Für ein differenziertes Bild müssen wir zwischen zwei Gruppen von Bakterien unterscheiden. Es gibt Bakterienarten, deren Auftreten stark von einem spezifischen Nahrungsmittelangebot abhängt. Fehlt diesen Bakterien ihr bevorzugter Ballaststoff, so sinkt ihre Population unter die Nachweisgrenze. Umgekehrt tauchen diese Bakterien wieder auf, sobald man ihre Lieblingsspeise wieder auf den Einkaufszettel packt. Die andere Gruppe von Bakterienstämmen ist durch viel stabilere Populationsgrößen gekennzeichnet. Die Vertreter dieser Gruppe kommen demnach mit einem breiteren Spektrum an Nahrungsmitteln zurecht.

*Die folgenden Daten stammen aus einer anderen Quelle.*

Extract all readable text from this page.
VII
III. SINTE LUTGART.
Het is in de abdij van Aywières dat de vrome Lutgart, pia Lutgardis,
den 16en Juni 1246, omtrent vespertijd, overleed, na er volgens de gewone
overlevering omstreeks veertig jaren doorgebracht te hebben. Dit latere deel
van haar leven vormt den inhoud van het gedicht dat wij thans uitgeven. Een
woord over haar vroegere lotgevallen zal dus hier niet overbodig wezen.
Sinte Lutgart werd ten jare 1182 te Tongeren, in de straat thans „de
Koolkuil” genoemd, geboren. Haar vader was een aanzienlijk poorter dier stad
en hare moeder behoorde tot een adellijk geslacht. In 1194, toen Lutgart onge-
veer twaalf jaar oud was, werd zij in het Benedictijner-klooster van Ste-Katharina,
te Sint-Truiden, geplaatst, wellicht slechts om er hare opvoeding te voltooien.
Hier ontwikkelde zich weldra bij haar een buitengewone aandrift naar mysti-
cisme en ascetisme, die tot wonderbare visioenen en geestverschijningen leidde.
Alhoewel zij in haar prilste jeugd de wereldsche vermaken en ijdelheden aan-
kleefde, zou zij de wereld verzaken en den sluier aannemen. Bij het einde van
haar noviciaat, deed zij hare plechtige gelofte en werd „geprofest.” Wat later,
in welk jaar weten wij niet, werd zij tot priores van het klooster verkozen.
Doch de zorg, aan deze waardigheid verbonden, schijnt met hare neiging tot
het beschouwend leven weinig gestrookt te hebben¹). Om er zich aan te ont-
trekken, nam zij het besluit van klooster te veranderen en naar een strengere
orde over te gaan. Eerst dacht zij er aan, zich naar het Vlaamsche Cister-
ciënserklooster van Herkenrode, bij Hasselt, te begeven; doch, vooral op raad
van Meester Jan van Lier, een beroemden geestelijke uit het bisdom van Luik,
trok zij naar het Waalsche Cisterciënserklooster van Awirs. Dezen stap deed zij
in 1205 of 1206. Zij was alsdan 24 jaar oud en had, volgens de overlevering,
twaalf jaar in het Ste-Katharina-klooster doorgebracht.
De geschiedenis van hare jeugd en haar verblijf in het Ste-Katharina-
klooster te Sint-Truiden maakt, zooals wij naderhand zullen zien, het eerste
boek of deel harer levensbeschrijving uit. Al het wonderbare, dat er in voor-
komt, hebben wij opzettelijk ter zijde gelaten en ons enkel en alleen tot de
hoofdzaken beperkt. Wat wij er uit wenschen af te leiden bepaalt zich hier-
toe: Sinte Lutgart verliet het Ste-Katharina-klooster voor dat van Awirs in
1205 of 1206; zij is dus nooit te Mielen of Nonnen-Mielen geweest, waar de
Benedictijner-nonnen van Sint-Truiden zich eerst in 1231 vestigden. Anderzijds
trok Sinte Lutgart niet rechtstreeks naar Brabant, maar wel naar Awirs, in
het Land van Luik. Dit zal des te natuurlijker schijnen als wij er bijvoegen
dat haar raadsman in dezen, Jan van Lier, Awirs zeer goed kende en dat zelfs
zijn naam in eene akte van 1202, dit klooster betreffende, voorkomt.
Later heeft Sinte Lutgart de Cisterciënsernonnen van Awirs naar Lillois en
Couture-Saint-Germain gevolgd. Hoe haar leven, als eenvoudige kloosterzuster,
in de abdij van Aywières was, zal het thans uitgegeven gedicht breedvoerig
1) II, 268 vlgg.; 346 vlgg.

Es lässt sich zeigen, dass die in der industrialisierten Welt ausgestorbenen Darmbakterien meist zu der ersten, stark schwankenden Gruppe gehören (siehe erster Teil www.essenmitherzundverstand.de). Hält der Mangel an Ballaststoffen über einen langen Zeitraum - über Generationen - an, können sich diese Bakterienpopulationen nicht mehr erholen und gehen permanent verloren. Ein Lichtblick bei uns ist, dass die Mitgliederzahl der stark schwankenden Bakterienarten noch nicht ganz auf Null abgesunken ist. Wer sich über längere Zeit ballaststoffarm ernährt und anschließend die Ballaststoffaufnahme deutlich erhöht (etwa 40g/Tag), der kann damit rechnen, dass die Bakterien dieser Restbestände zurückkehren und ihren Dienst für einen gesunden Körper wieder aufnehmen (1). Der Anstieg der Bakterienvielfalt hilft bei zahlreichen Erkrankungen, sei es Übergewicht, dem metabolischen Syndrom, entzündlichen Darmzuständen (2) oder bei der Krebsprävention (1). Ballaststoffe, denen man solche gesundheitlich positiven Wirkungen nachweist, werden Präbiotika genannt.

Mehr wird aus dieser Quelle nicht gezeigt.